Story and photo by Joe Grimm
One of journalism’s most difficult challenges is writing about tragedy.

Panelists Moni Basu (left) and Kelly Kennedy (center) talk with new Region 3 Director Jenn Rowell after their presentation.
The Dart Center is “dedicated to informed, innovative and ethical news reporting on violence, conflict and tragedy.”
Moni Basu, now with CNN, was a reporter with the Atlanta Journal-Constitution when she wrote the eight-part series “Chaplain Turner’s War.” She and photographer Curtis Compton followed Darren Turner as he counseled soldiers in Iraq.

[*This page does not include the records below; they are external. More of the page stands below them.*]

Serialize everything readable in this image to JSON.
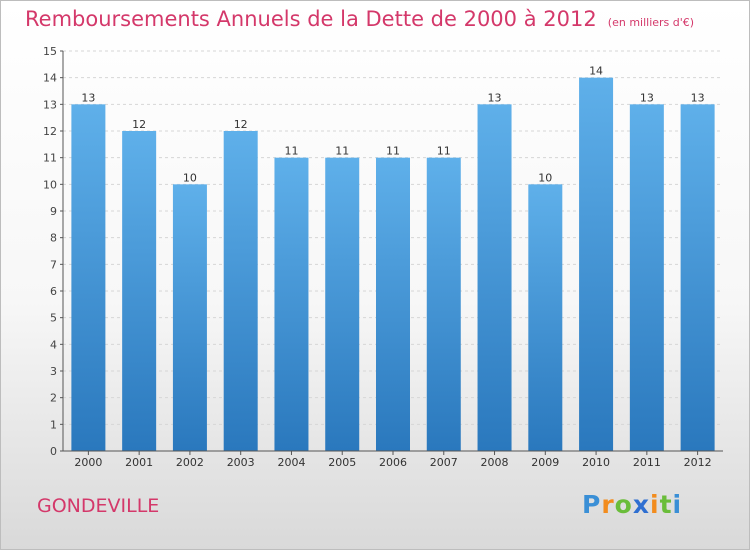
{
  "title": "Remboursements Annuels de la Dette de 2000 à 2012",
  "unit_label": "(en milliers d'€)",
  "place": "GONDEVILLE",
  "brand": {
    "letters": [
      "P",
      "r",
      "o",
      "x",
      "i",
      "t",
      "i"
    ],
    "colors": [
      "#3a8fd6",
      "#f28c1e",
      "#6abd3a",
      "#2f6fd1",
      "#f28c1e",
      "#6abd3a",
      "#3a8fd6"
    ]
  },
  "colors": {
    "title": "#d4386a",
    "bar_top": "#5fb0ea",
    "bar_bottom": "#2a78bd"
  },
  "chart_data": {
    "type": "bar",
    "title": "Remboursements Annuels de la Dette de 2000 à 2012",
    "categories": [
      "2000",
      "2001",
      "2002",
      "2003",
      "2004",
      "2005",
      "2006",
      "2007",
      "2008",
      "2009",
      "2010",
      "2011",
      "2012"
    ],
    "values": [
      13,
      12,
      10,
      12,
      11,
      11,
      11,
      11,
      13,
      10,
      14,
      13,
      13
    ],
    "yticks": [
      0,
      1,
      2,
      3,
      4,
      5,
      6,
      7,
      8,
      9,
      10,
      11,
      12,
      13,
      14,
      15
    ],
    "ylim": [
      0,
      15
    ],
    "xlabel": "",
    "ylabel": "",
    "grid": true
  }
}
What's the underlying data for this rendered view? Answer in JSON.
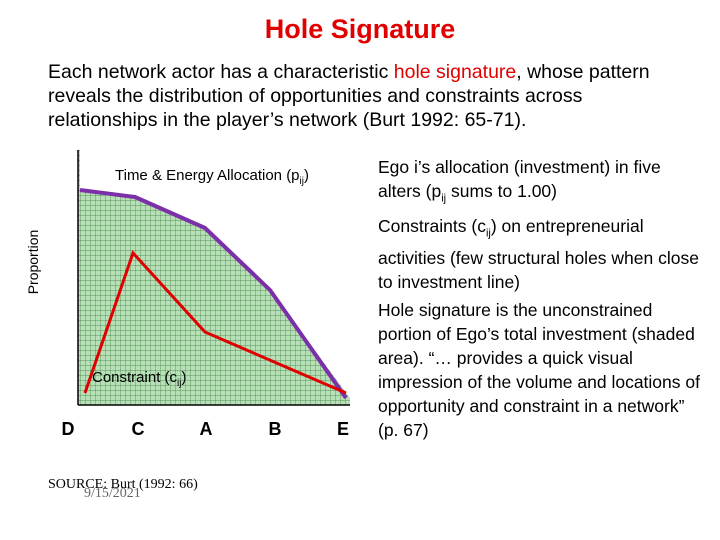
{
  "title": "Hole Signature",
  "intro": {
    "before": "Each network actor has a characteristic ",
    "highlight": "hole signature",
    "after": ", whose pattern reveals the distribution of opportunities and constraints across relationships in the player’s network (Burt 1992: 65-71)."
  },
  "chart": {
    "y_label": "Proportion",
    "allocation_label": {
      "before": "Time & Energy Allocation (p",
      "sub": "ij",
      "after": ")"
    },
    "constraint_label": {
      "before": "Constraint (c",
      "sub": "ij",
      "after": ")"
    },
    "categories": [
      "D",
      "C",
      "A",
      "B",
      "E"
    ],
    "source": "SOURCE: Burt (1992: 66)",
    "date": "9/15/2021"
  },
  "notes": [
    {
      "before": "Ego i’s allocation (investment) in five alters (p",
      "sub": "ij",
      "after": " sums to 1.00)"
    },
    {
      "before": "Constraints (c",
      "sub": "ij",
      "after": ") on entrepreneurial activities (few structural holes when close to investment line)"
    },
    {
      "before": "Hole signature is the unconstrained portion of Ego’s total investment (shaded area). “… provides a quick visual impression of the volume and locations of opportunity and constraint in a network” (p. 67)",
      "sub": "",
      "after": ""
    }
  ]
}
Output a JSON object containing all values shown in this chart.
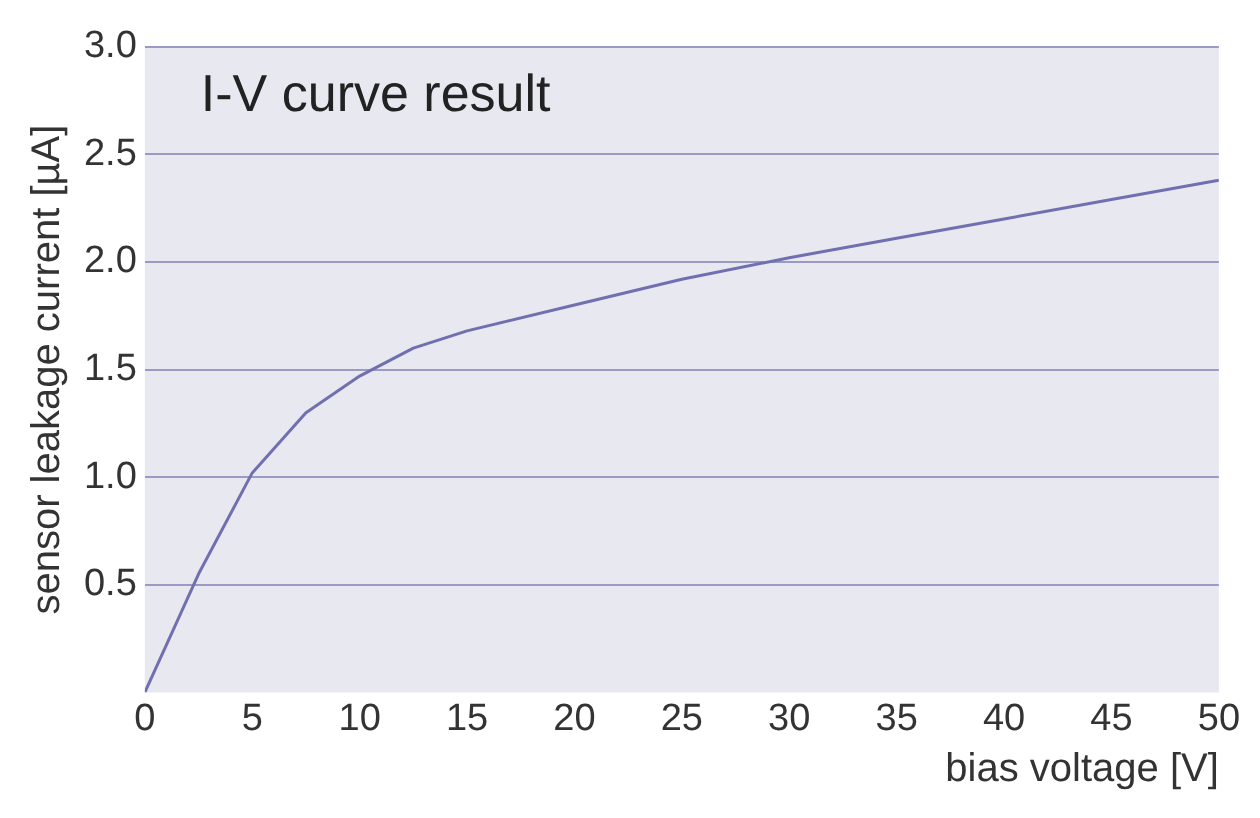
{
  "chart_data": {
    "type": "line",
    "title": "I-V curve result",
    "xlabel": "bias voltage [V]",
    "ylabel": "sensor leakage current [µA]",
    "x": [
      0,
      1,
      2.5,
      5,
      7.5,
      10,
      12.5,
      15,
      20,
      25,
      30,
      35,
      40,
      45,
      50
    ],
    "series": [
      {
        "color": "#7070b0",
        "values": [
          0,
          0.22,
          0.55,
          1.02,
          1.3,
          1.47,
          1.6,
          1.68,
          1.8,
          1.92,
          2.02,
          2.11,
          2.2,
          2.29,
          2.38
        ]
      }
    ],
    "xlim": [
      0,
      50
    ],
    "xticks": [
      0,
      5,
      10,
      15,
      20,
      25,
      30,
      35,
      40,
      45,
      50
    ],
    "ylim": [
      0,
      3
    ],
    "yticks": [
      0.5,
      {
        "value": 1,
        "label": "1.0"
      },
      1.5,
      {
        "value": 2,
        "label": "2.0"
      },
      2.5,
      {
        "value": 3,
        "label": "3.0"
      }
    ],
    "grid": "y",
    "legend": false,
    "marker": "none",
    "line_style": "solid"
  }
}
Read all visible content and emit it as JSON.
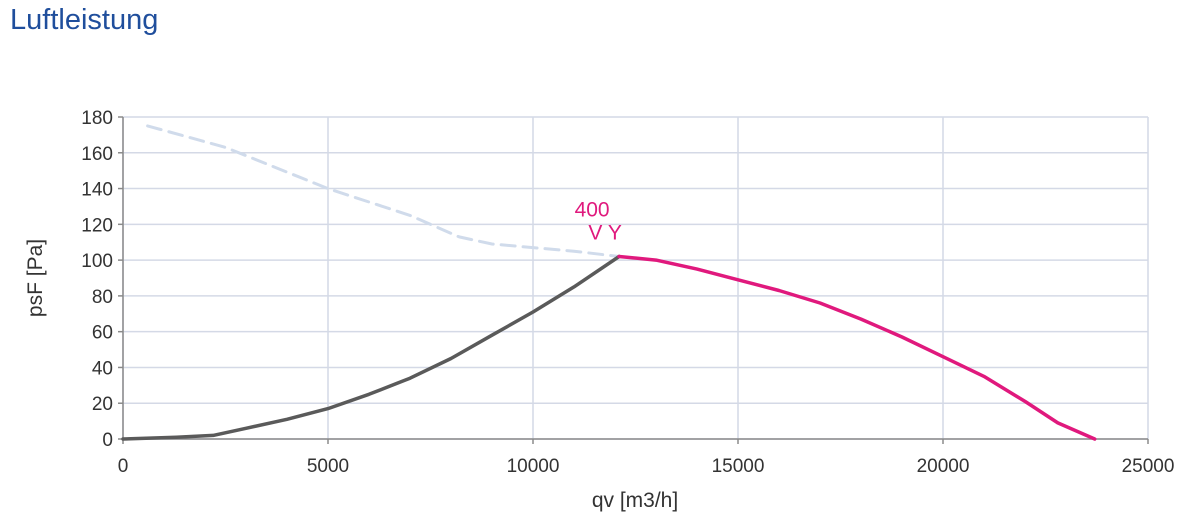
{
  "page": {
    "title": "Luftleistung"
  },
  "colors": {
    "grid": "#d4d9e6",
    "system_curve": "#d0dbeb",
    "fan_curve_left": "#5a5a5a",
    "fan_curve_right": "#e0197d",
    "operating_label": "#e0197d",
    "title": "#1f4e9c"
  },
  "chart_data": {
    "type": "line",
    "xlabel": "qv [m3/h]",
    "ylabel": "psF [Pa]",
    "xlim": [
      0,
      25000
    ],
    "ylim": [
      0,
      180
    ],
    "x_ticks": [
      "0",
      "5000",
      "10000",
      "15000",
      "20000",
      "25000"
    ],
    "y_ticks": [
      "0",
      "20",
      "40",
      "60",
      "80",
      "100",
      "120",
      "140",
      "160",
      "180"
    ],
    "grid": true,
    "operating_point": {
      "x": 12100,
      "y": 102,
      "label_line1": "400",
      "label_line2": "V Y"
    },
    "series": [
      {
        "style": "dashed",
        "color": "#d0dbeb",
        "points": [
          [
            600,
            175
          ],
          [
            2500,
            163
          ],
          [
            5000,
            140
          ],
          [
            7000,
            125
          ],
          [
            8200,
            113
          ],
          [
            9000,
            109
          ],
          [
            10000,
            107
          ],
          [
            11000,
            105
          ],
          [
            12100,
            102
          ]
        ]
      },
      {
        "style": "solid",
        "color": "#5a5a5a",
        "points": [
          [
            0,
            0
          ],
          [
            1300,
            1
          ],
          [
            2200,
            2
          ],
          [
            3000,
            6
          ],
          [
            4000,
            11
          ],
          [
            5000,
            17
          ],
          [
            6000,
            25
          ],
          [
            7000,
            34
          ],
          [
            8000,
            45
          ],
          [
            9000,
            58
          ],
          [
            10000,
            71
          ],
          [
            11000,
            85
          ],
          [
            12100,
            102
          ]
        ]
      },
      {
        "style": "solid",
        "color": "#e0197d",
        "points": [
          [
            12100,
            102
          ],
          [
            13000,
            100
          ],
          [
            14000,
            95
          ],
          [
            15000,
            89
          ],
          [
            16000,
            83
          ],
          [
            17000,
            76
          ],
          [
            18000,
            67
          ],
          [
            19000,
            57
          ],
          [
            20000,
            46
          ],
          [
            21000,
            35
          ],
          [
            22000,
            21
          ],
          [
            22800,
            9
          ],
          [
            23700,
            0
          ]
        ]
      }
    ]
  }
}
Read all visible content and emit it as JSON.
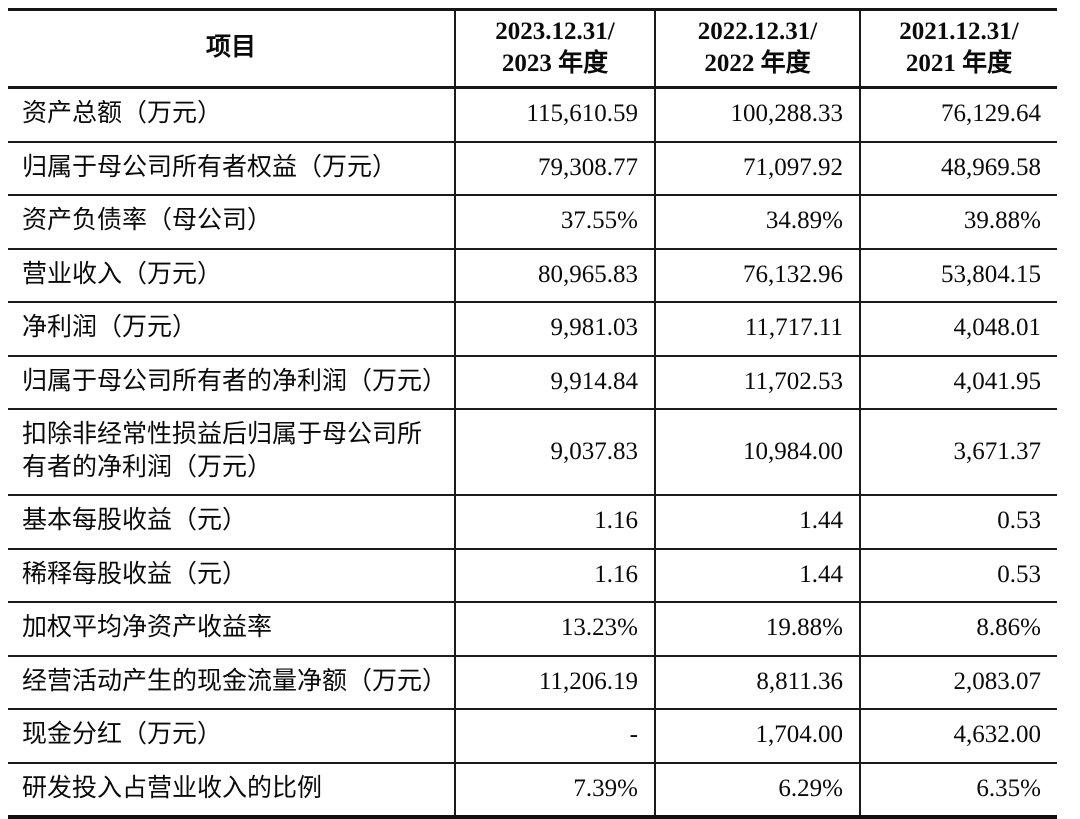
{
  "table": {
    "item_header": "项目",
    "col_headers": [
      {
        "line1": "2023.12.31/",
        "line2": "2023 年度"
      },
      {
        "line1": "2022.12.31/",
        "line2": "2022 年度"
      },
      {
        "line1": "2021.12.31/",
        "line2": "2021 年度"
      }
    ],
    "rows": [
      {
        "label": "资产总额（万元）",
        "values": [
          "115,610.59",
          "100,288.33",
          "76,129.64"
        ]
      },
      {
        "label": "归属于母公司所有者权益（万元）",
        "values": [
          "79,308.77",
          "71,097.92",
          "48,969.58"
        ]
      },
      {
        "label": "资产负债率（母公司）",
        "values": [
          "37.55%",
          "34.89%",
          "39.88%"
        ]
      },
      {
        "label": "营业收入（万元）",
        "values": [
          "80,965.83",
          "76,132.96",
          "53,804.15"
        ]
      },
      {
        "label": "净利润（万元）",
        "values": [
          "9,981.03",
          "11,717.11",
          "4,048.01"
        ]
      },
      {
        "label": "归属于母公司所有者的净利润（万元）",
        "values": [
          "9,914.84",
          "11,702.53",
          "4,041.95"
        ]
      },
      {
        "label": "扣除非经常性损益后归属于母公司所有者的净利润（万元）",
        "values": [
          "9,037.83",
          "10,984.00",
          "3,671.37"
        ]
      },
      {
        "label": "基本每股收益（元）",
        "values": [
          "1.16",
          "1.44",
          "0.53"
        ]
      },
      {
        "label": "稀释每股收益（元）",
        "values": [
          "1.16",
          "1.44",
          "0.53"
        ]
      },
      {
        "label": "加权平均净资产收益率",
        "values": [
          "13.23%",
          "19.88%",
          "8.86%"
        ]
      },
      {
        "label": "经营活动产生的现金流量净额（万元）",
        "values": [
          "11,206.19",
          "8,811.36",
          "2,083.07"
        ]
      },
      {
        "label": "现金分红（万元）",
        "values": [
          "-",
          "1,704.00",
          "4,632.00"
        ]
      },
      {
        "label": "研发投入占营业收入的比例",
        "values": [
          "7.39%",
          "6.29%",
          "6.35%"
        ]
      }
    ],
    "colors": {
      "border": "#1b1b1b",
      "text": "#0a0a0a",
      "background": "#ffffff"
    }
  }
}
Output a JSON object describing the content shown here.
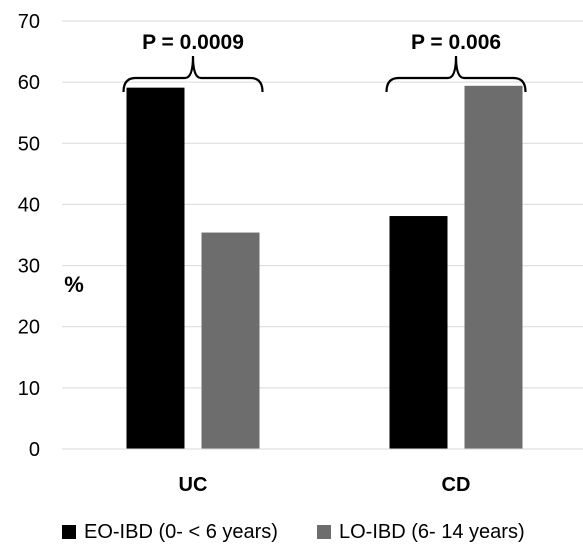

“I actually got under desk when he counseled soldiers,” she said, “where I would take notes for one- or two-hour sessions.” In one of those conversations, with Basu under the desk and out of sight, a young sniper recounted the first time he killed a man.
The soldiers and chaplain allowed her to listen. “These kinds of details would never have come out if I hadn’t established this relationship,” she said.
Kelly Kennedy, a reporter for Army Times, also went to Iraq and reported the project “Blood Brothers.” There she covered the 15-month tour of an Army battalion that lost 31 soldiers. As a medical reporter, she grappled with how her reports might affect people.
“As I was interviewing them about mental health this huge explosion happened,” she said. A Bradley Fighting Vehicle had been blown up, killing everyone inside. “The details of that explosion were so horrific I wrestled with whether I should tell those details and I decided I had to tell those stories so that people would understand war and the causes of post-traumatic stress disorder.”
Her project is to be released as a book in March 2010.
Tina Croley was features editor at the Detroit Free Press, where one of her writers wrote about homicides at a time when Detroit was experiencing about one a day.
She said, decide what makes this story worthwhile to the paper, its editors and the community based on your pre-reporting. Figure out how to provide that.